Liputan6.com, Jakarta - Badan Reserse Kriminal Polri menetapkan dokter Indra S sebagai tersangka atas dugaan peredaran vaksin palsu di Rumah Sakit Ibu dan Anak (RSIA) Harapan Bunda, Kramat Jati, Jakarta Timur. Pengacara dr Indra, Fahmi M Rajab mengklaim vaksin diduga palsu tersebut diperoleh dari sales berinsial S.
"Dia dapatkan itu dari sales berinisial S. Untuk harganya, kami belum tahu," kata Fahmi di Bareskrim Polri, Jakarta, Senin (18/7/2016).
Menurut dia, kliennya sempat kekurangan stok vaksin pada Januari 2016. Oleh karena itu, dr Indra mencari sendiri stok vaksin dari sejumlah sales yang menawarkan.
Advertisement
Selama mencari vaksin, dr Indra sama sekali tidak mengecek keaslian vaksin. Fahmi berkilah, hal itu bukanlah kewajiban dari seorang dokter.
"Karena itu bukan kewajiban dokter untuk lihat palsu apa enggak. Indra sebelum dapat vaksin itu, ditanya juga. Pada Januari ada kekosongan vaksin. Ada beberapa pasien yang cari vaksin ke dokter Indra. Tapi ada kekosongan," ujar Fahmi.
Dia mengatakan dr Indra hanya menanyakan ke sales yang menawarkan vaksin soal keasliannya. "Dokter Indra mencari sales yang dari perusahaan yang biasa menyuplai obat.

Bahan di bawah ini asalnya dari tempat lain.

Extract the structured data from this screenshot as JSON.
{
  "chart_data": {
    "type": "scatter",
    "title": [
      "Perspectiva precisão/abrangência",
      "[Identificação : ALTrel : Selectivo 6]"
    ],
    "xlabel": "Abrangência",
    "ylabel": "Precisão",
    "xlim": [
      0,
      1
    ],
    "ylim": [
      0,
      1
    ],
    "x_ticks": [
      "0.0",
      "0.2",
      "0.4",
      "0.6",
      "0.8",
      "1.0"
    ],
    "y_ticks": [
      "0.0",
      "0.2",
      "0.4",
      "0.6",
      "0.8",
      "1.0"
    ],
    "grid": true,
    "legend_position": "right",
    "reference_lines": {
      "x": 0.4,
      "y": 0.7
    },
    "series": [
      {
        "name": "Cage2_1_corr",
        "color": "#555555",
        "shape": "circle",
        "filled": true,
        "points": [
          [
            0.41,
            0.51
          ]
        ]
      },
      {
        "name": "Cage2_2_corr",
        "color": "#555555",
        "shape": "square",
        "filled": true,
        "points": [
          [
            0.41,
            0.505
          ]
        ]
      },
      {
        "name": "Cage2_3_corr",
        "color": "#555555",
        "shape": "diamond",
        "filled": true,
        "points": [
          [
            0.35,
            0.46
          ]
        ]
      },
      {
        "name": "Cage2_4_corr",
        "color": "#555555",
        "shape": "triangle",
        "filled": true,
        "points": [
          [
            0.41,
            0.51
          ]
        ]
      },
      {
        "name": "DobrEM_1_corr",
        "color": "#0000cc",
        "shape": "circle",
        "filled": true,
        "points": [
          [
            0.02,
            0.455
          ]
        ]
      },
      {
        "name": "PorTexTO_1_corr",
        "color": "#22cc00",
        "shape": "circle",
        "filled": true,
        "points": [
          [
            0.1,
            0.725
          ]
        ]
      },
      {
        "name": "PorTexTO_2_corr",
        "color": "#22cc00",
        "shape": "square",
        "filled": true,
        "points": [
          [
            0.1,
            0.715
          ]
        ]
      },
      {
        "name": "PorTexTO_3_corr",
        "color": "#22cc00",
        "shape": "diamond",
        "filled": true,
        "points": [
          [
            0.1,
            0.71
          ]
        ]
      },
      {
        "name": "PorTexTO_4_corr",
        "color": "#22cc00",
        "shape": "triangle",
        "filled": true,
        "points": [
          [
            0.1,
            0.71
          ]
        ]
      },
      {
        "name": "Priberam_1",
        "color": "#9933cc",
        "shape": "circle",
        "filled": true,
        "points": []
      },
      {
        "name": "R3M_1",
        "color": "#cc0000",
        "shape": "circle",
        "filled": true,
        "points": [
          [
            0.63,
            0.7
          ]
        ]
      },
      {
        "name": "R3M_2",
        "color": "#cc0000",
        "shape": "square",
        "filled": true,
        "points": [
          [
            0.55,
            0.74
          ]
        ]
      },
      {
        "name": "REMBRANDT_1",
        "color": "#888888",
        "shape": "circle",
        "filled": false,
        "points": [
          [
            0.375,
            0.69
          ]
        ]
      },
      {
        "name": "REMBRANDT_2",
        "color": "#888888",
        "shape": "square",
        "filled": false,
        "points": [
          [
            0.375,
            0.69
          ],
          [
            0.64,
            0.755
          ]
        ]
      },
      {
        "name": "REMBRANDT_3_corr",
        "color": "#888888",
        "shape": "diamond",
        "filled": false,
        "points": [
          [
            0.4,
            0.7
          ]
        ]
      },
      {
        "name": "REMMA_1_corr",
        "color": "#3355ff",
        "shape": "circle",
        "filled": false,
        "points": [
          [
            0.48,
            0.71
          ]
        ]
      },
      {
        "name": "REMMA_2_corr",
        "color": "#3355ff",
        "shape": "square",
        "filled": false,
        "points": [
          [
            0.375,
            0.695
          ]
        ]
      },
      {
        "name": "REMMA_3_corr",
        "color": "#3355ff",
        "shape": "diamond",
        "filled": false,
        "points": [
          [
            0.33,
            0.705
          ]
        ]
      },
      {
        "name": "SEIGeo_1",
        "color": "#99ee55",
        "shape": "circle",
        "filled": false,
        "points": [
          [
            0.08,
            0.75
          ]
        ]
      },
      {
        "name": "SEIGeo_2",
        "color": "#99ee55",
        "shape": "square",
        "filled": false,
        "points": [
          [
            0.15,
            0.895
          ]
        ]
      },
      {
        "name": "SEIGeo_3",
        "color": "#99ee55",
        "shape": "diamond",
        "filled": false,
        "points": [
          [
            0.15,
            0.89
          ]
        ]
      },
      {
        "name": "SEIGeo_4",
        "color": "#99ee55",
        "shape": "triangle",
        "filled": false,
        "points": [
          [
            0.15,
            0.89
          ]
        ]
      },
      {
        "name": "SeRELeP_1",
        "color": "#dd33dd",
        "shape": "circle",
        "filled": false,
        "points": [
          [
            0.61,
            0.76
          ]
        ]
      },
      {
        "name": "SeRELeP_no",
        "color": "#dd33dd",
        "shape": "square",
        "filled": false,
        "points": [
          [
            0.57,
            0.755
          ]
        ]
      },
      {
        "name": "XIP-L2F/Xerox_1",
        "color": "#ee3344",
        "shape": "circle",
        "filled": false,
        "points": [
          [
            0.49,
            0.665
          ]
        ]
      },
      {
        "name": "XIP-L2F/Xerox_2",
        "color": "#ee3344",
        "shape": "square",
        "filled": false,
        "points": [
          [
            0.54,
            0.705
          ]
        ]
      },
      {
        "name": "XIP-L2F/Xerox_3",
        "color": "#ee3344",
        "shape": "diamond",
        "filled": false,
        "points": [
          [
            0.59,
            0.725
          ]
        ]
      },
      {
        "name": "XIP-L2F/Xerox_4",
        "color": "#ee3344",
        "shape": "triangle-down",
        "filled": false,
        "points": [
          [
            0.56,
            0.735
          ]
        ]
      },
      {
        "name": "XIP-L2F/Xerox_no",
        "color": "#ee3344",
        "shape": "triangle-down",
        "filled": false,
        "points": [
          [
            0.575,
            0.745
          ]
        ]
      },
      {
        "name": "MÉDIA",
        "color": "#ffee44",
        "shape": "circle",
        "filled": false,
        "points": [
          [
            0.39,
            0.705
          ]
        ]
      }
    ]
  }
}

Dokter Indra sempat menanyakan, ini asli atau enggak. Ini asli katanya (sales)," ujar Fahmi.
Baca Juga
Cara Bedakan Vaksin
Direktur Tindak Pidana Ekonomi dan Khusus Bareskrim Polri Brigjen Polisi Agung Setya mengatakan ada cara mudah untuk membedakan vaksin yang asli dan palsu.
Caranya, dengan membandingkan harga kedua vaksin itu. Harga vaksin asli biasanya dibanderol Rp 900 ribu, sedangkan yang palsu hanya Rp 300 ribu.
Namun, Fahmi membantah kliennya kecolongan ketika membedakan mana vaksin yang asli mana yang palsu. Menurut dia, dr Indra hanya ingin memenuhi permintaan pasien sedangkan stok vaksin sudah tidak ada.
"Saya belom ke sana arahnya (harga vaksin). Permasalahannya kan (stok vaksin) kosong. Karena ada kebutuhan dari pasien," ucap.
Berdasarkan pengakuan dr Indra, Fahmi menjelaskan kelangkaan vaksin palsu di RSIA Harapan Bunda terjadi pada Januari 2016. Sehingga kliennya berinisiatif mencarikan vaksin untuk permintaan pasien.
"Februari dokter Indra mencari karena ada kebutuhan pasien. Baru dapat vaksin itu. Dia gunakan ke pasien-pasiennya," imbuh dia.
Sebelumnya, penyidik Direktorat Tindak Pidana Ekonomi dan Khusus Bareskrim Polri menetapkan tiga dokter sebagai tersangka atas kasus dugaan pemalsuan vaksin. Mereka adalah dokter AR, H, dan I.
Total tersangka atas kasus ini berjumlah menjadi 23 orang. Ke-23 tersangka itu terdiri dari enam produsen, sembilan distributor, dua pengumpul botol bekas, satu pemalsu label, dua bidan, dan tiga dokter.
"Kami sudah tetapkan 23 tersangka. Ada penambahan kemarin tiga (orang). Terdiri dari beberapa peran," kata Direktur Tindak Pidana Ekonomi dan Khusus Bareskrim Pori, Brigjen Agung Setya Adi Bareskrim Mabes Polri, Jakarta, Jumat 15 Juli 2016 lalu.